"T-terimakasih, Thomas." Indonesia mendongakkan kepalanya, menunjukkan wajah reotnya, tetapi masih sanggup-sanggupnya ia memancarkan senyum kehangatan. Dan senyum itu membuat Pattimura bergidik. Pundaknya melemas. Ia tak kuat bila terus-terusan berdiri.
"Ehem, ya. Ternyata, kalian sudah berkumpul lebih dulu. Baguslah, kalau kalian masih berinisiatif. Merasa terpanggil, ya?" ujar Bung Karno, menyudutkan sedikit tawa, walau itu terasa begitu pahit. "Oh, ya. Kami membawa Indonesia ke sini. Dia sedang berulang tahun hari ini. Karena katanya, dia kangen. Dia rindu orang-orang seperti kalian."
Kartini tersedak. Dia segera menutup matanya, menampung butir air matanya yang menandak rontok. Ia terisak sesak. Tubuhnya tergoncang goyah. Dia tak kuat. Dia tak sanggup. Setelah sekian lama ia tak bertemu dengan Indonesia, dan saat waktu mempertemukan mereka, ia mendadak... iba. Bagaimana ia melihat tubuh Indonesia yang semakin kurus, hanya kulit tipis seperti selembar tisu yang membekap tulang, luka-luka bersebaran di mana-mana, pundak yang bobrok, wajah yang seperti meleleh, semuanya. Kartini tak sanggup melanjutkannya lagi.
"...Ya, mungkin kalian kaget. Mungkin kalian sedih. Tetapi, begitulah keadaan Indonesia kini. Begitulah yang Indonesia bendung selama ini. Tubuhnya yang kecil, semakin ringkih menampung kejahatan-kejahatan yang tercipta.
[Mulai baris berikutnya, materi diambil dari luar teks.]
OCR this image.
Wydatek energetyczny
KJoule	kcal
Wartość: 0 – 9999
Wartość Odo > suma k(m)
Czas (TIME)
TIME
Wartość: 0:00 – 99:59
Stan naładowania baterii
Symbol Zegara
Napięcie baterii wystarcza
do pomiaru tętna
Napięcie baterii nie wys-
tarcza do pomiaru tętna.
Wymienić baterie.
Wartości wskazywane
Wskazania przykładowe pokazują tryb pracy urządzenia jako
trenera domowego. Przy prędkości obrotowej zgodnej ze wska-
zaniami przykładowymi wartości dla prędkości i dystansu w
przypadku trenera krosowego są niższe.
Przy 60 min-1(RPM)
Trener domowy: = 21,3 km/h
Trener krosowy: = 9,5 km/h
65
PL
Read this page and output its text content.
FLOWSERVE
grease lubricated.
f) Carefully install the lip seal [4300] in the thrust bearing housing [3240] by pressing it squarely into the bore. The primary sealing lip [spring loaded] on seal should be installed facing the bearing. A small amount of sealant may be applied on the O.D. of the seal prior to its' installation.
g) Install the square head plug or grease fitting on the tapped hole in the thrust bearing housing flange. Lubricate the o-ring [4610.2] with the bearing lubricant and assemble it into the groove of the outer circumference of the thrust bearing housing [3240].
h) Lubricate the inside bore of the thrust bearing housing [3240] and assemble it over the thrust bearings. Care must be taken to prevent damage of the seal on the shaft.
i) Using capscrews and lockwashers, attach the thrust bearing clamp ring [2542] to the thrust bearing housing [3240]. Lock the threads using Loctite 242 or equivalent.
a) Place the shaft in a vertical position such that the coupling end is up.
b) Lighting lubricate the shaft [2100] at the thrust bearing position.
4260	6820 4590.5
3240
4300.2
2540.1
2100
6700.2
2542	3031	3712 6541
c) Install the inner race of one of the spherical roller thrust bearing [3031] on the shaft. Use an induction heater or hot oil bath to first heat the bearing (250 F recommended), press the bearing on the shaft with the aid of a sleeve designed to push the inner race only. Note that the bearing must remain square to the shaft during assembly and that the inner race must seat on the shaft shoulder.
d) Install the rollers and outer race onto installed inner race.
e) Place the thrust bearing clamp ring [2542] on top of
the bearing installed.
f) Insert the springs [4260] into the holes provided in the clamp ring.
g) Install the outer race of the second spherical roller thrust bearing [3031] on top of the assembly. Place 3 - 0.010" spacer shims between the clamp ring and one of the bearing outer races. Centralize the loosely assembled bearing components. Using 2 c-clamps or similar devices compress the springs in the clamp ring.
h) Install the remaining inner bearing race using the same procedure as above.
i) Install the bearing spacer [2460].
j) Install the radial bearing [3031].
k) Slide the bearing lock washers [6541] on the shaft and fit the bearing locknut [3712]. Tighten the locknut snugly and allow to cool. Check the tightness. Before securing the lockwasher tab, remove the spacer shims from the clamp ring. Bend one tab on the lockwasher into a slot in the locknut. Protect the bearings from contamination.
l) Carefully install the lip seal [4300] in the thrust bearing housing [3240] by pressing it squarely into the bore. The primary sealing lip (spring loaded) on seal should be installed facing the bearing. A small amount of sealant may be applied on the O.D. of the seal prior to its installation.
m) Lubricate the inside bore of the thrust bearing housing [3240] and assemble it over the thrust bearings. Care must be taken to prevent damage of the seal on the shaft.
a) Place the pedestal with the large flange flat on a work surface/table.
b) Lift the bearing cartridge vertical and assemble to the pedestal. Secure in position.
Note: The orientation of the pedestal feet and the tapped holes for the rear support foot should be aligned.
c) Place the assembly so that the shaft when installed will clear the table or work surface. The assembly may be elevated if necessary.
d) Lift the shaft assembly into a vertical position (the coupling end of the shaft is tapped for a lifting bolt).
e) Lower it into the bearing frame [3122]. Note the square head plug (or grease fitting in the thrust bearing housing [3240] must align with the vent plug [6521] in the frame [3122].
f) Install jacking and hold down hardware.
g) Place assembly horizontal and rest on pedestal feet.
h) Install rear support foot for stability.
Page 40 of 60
Kejahatan-kejahatan yang memuncak tinggi, sehingga tubuh mungil Indonesia pun sudah tak sanggup mencegahnya lagi," jelas Bung Karno.
Pattimura mengambil napas panjang, menjadikan kumpulan oksigen itu seperti sebuah kompensasi yang mengiringi matanya. Matanya menangkap pemandangan yang begitu miris. Indonesia benar-benar tampak menderita. "Ehm, ya, Indonesia. Sudah lama, ya, kita tidak berjumpa lagi."
Indonesia kembali tersenyum, menunjukkan matanya yang pecak sebelah. "Ya, sudah lama sekali, ya."
Pattimura diam membisu. Bulu tangannya merinding kompak. Ia tak tahu harus melanjutkan apa lagi. Namun, ia tidak bisa menahan pertanyaannya terlalu lama. Sehingga, ia terlanjur menumpahkannya. "Indonesia, mengapa matamu pecak sebelah?" tanyanya gugup.
Sedangkan Indonesia hanya menengadahkan wajah, memegang matanya yang pecak itu. "Oh, ini." Ia berkata singkat, senyumnya belum juga mengempis. "Ini karena banyak rakyat miskin yang menderita, Thomas. Banyak tangis yang bergulir dari mata-mata mereka. Sehingga, ya begini. Karena setiap mereka menangis, aku juga menangis, lebih parah malah. Setiap mereka terisak, bahkan aku tak sanggup bernapas. Setiap mereka bangun di pagi hari dengan mata yang bengkak... ya, mataku pasti sudah seperti ingin loncat keluar. Aku tak kuat melihat mereka seperti itu."
Pattimura menautkan alisnya, Indonesia benar-benar tidak seharusnya mendapatkan siksaan begitu perih. "Bukannya rakyat-rakyat miskin yang sering membuat ulah, ya?"
Indonesia terkekeh kecil, "kehidupan sekarang sudah terjungkir balik, Thomas. Kaum-kaum proletar yang menuntut, yang memberontak di mana-mana itu tak separah mereka yang sedang merajalela di dunia atas. Mereka gemertak, karena yang kaya pun juga semakin merebut hak-hak mereka. Merampas standar kemampuan mereka." Indonesia menelan ludah pahitnya, "kaum-kaum miskin limbung karena mereka kehilangan arah. Harga-harga bahan pokok hidup yang naik membuat mereka tersungkur. Mereka tak lagi bisa mengikut pasrah terhadap muara negara. Mereka kehilangan tujuan. Karena... ya, tujuan mereka hidup cuman bahagia. Mereka nggak muluk-muluk untuk memiliki mimpi. Masih bisa makan aja sudah bersyukur. Dan parahnya, kini hak makan mereka saja sudah terebut oleh tangan-tangan jahil kelas atas."
"Bukankah kita kaya SDA, Indonesia?" Pattimura menuangkan keheranannya lagi. Kartini sudah roboh, menangis-nangis histeris di pelukan Cut Dien. Kesedihan telah menohok jantungnya, mungkin.